In deze richtlijn wordt de term spasticiteit alleen gebruikt in de betekenis van het klinisch symptoom van snelheidsafhankelijke weerstand bij passief bewegen.

 

Hoewel de motorische stoornissen obligaat zijn voor de diagnose, zijn vaak ook andere symptomen van cerebrale disfunctie aanwezig, zoals:

 

Hoewel de term CP een duidelijk klinisch beeld suggereert, is het een beschrijving van een grote groep aandoeningen met een grote variatie aan klinische symptomatologie. Dit verklaart de grote variatie in behandelmogelijkheden en de complexiteit van het stellen van een indicatie voor behandeling bij een individuele patiënt.

 

Hoewel de hersenbeschadiging per definitie stationair is, treden er veranderingen op stoornis niveau op: enerzijds door ontwikkeling van het centrale zenuwstelsel, anderzijds kan een andere manier van bewegen leiden tot abnormale ontwikkeling van het bewegingsapparaat. Tevens kunnen er veranderingen in de groei van het bewegingsapparaat aanwezig zijn. Dit alles kan leiden tot secundaire orthopedische afwijkingen met risico op achteruitgang tijdens het opgroeien (“growing into deficit”).

 

De behandeling van kinderen met een CP moet zich richten op verbetering / handhaven van het niveau van activiteiten en participatie, volgens het ICF model. Het Kinder-RAP (revalidatie activiteiten profiel) is een instrument voor teambehandeling, gebaseerd op het ICF-model (tabel 2). Behandeldoelen worden geformuleerd op het niveau van activiteiten en participatie, geformuleerd volgend de SMART- principes (specifiek, meetbaar, acceptabel, realistisch, tijdgebonden) (zie http://www.merem.nl).

 

Tabel 2. Het percentage kinderen met CP met loopproblemen, handfunctie problemen, mentale retardatie, visus- en gehoorstoornissen.

 

Functionele beperking

 

geen – in lichte mate

matig – ernstig

Loopfunctie (Wichers 2005, Hutton 2002, Hutton 2000, Strauss 1998, Hutton 1994)

27-74%

26-73%

Handfunctie (Hutton 2002, Blair 2001, Hutton 2000, Strauss 1998, Hutton 1994)

61-80%

20-39%

Mentale retardatie (Wichers 2005, Hutton 2002, Blair 2001, Hutton 2000, Strauss 1998, Hutton 1994)

53-69%

31-47%

Visusstoornissen (Wichers 2005, Blair 2001, Hutton 2000)

80-94%

6-20%

Gehoorstoornissen (Blair 2001, Hutton 2000)

93-97%

3-7%

 

Traditioneel wordt fysiotherapeutische en ergotherapeutische behandeling van kinderen met CP verricht op basis van de volgende theoretische modellen:

 

  1. Het oefenen vanuit een perspectief van neurologische ontwikkeling
    Ontwikkelingsgerichte mijlpalen worden gestimuleerd in een hiërarchische volgorde. Voorbeelden hiervan zijn de oorspronkelijke Neuro Developmental Treatment (NDT) methode (ook Bobath methode genoemd), de Vojta methode.

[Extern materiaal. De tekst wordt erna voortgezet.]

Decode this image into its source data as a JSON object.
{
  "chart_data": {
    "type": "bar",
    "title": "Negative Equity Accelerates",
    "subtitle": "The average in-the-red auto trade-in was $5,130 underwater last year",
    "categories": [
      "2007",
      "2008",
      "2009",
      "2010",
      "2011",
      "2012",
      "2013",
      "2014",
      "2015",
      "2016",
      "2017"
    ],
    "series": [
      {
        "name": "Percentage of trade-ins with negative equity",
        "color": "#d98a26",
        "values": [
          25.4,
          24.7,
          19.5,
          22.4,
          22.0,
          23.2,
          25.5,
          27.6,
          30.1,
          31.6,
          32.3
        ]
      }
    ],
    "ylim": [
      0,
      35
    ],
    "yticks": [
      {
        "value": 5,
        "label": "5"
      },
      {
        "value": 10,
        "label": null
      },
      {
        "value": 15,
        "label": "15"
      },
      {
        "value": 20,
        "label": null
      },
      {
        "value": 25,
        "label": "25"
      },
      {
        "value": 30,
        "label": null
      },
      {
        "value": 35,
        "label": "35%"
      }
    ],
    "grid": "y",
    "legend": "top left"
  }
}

  2. Het oefenen vanuit leerpedagogisch perspectief

    Het leerparadigma staat hierin centraal, waarin het kind vaardigheden oefent vanuit aanbieden van een leerstimulerende context. Een voorbeeld hiervan is de Conductieve Opvoeding volgens de Petö methode.

  3. Het oefenen vanuit functioneel perspectief (taakgericht oefenen van een vaardigheid)

    Het oefenen van de vaardigheden, waarin het kind zijn problemen (hulpvraag) ervaart staat hierin centraal. Taakgericht oefenen en functionele therapie zijn synoniemen voor vaardigheidstraining. Forced use therapie, het gedwongen gebruik van een aangedane arm, is een bijzondere vorm van taakgericht oefenen. Synoniemen voor forced use zijn: Constraint Induced Movement Therapy (CI of CIMT), Modified Constraint Induced Movement Therapy (MCIT).

 

Doelen voor behandeling moeten op niveau van vaardigheden en participatie geformuleerd worden. De keuze van de behandelmethode is daaraan ondergeschikt en wordt bepaald door vaardigheden van de therapeut en kenmerken van kind en gezin. De behandeling moet zich niet alleen richten op het actuele niveau van activiteiten en participatie, maar ook op het niveau dat verwacht kan worden aan het einde van de groei, met de aanwezige kansen en bedreigingen.